И после с каждым днем казалась такой ненужной борьба с Годуновыми, и неважными заседания думы, где обсуждались переговоры со шведами о продлении мира, и помощь атаману Ермаку, и грандиозное строительство новой городской стены, назначенное самим государем на следующий год. Сидя в думе на самом почетном месте, подле государева трона, покрыв крупными жилистыми руками и длинной седой бородой украшенное крупными каменьями навершие посоха из рыбьего зуба, князь Мстиславский все меньше участвовал в обсуждениях государственных дел, со всем соглашаясь. Он уже осознал, что судьба страны решается без него и управление ею идет своим чередом…
Уже вскоре он объявил семье о желании уйти в монастырь. Княгиня Анастасия Владимировна всплакнула, заявила тут же, что примет постриг вослед мужу, дочь Аннушка причитала, обнимая князя: «Как же я буду без тебя, батюшка?»

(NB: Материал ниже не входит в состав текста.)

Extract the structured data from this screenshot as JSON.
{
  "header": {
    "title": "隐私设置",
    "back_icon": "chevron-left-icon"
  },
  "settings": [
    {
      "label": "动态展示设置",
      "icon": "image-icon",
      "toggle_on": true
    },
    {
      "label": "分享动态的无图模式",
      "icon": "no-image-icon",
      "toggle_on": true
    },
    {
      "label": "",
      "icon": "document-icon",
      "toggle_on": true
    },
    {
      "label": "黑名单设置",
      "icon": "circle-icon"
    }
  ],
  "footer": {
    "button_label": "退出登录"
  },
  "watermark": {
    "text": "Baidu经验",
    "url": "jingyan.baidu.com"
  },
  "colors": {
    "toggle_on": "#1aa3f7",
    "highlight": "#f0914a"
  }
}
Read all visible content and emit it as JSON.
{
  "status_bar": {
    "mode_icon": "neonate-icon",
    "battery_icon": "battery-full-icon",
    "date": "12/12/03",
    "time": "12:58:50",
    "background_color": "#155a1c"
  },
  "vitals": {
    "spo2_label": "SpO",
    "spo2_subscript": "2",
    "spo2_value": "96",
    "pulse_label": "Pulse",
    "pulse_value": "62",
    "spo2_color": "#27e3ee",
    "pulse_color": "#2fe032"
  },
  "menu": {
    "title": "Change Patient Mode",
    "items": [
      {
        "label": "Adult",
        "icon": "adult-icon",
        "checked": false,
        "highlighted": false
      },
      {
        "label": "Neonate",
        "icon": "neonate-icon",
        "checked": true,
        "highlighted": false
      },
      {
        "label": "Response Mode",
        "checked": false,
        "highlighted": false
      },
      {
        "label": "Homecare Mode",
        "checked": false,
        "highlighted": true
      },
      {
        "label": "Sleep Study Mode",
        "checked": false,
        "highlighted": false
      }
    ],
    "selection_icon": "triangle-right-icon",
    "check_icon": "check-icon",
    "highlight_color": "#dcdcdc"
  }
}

– У тебя еще вся жизнь впереди. Глядишь, царицей доведется когда-нибудь стать! Слушайся во всем брата, на него тебя оставляю…
Сыну, тяжело глядя в очи, молвил:
– Честь рода не урони… Ты и сам все ведаешь, столько лет подле меня учился всему.
– Я не подведу, – припав к руке родителя, отвечал Федор.
– Аннушку… – чуть дрогнувшим голосом добавил князь, – береги ее…
Объявив о своем решении семье, Иван Федорович явился к государю. Феодор Иоаннович в окружении Годуновых принял его в своих покоях, и князь Мстиславский, склонившись едва ли не до пола, говорил:
– Долго я служил России, служил твоему отцу, Иоанну Васильевичу, и тебе, государь, готов служить до самой смерти, но чую, что сил на то не осталось. Сын мой Федор будет не менее верным слугой тебе. Мне же пора обеспокоиться о своей душе. Благослови, государь, на путь в Кирилловскую обитель…
Годуновы молчали, безмолвно возвышаясь за креслом царя, а Феодор Иоаннович, улыбнувшись грустно, ответил:
– Россия не забудет твоих заслуг. Отправляйся служить Богу и ни о чем не беспокойся. Прими от меня последний подарок…
Он дал знак, и князю поднесли икону с изображением Иоанна Крестителя в бесценном, покрытом драгоценными каменьями серебряном окладе. Иван Федорович поцеловал икону в знак безмерной благодарности и перед уходом был допущен к руке государя. Напоследок взглянул в землистое, нездоровое лицо Феодора Иоанновича, и князю вдруг стало невообразимо жаль его, оказавшегося на престоле вопреки своей воле, и теперь одному Богу известно, сохранит ли он в ходе грядущей придворной борьбы, о коей говорил Шуйский, не только свою семью, но и саму жизнь…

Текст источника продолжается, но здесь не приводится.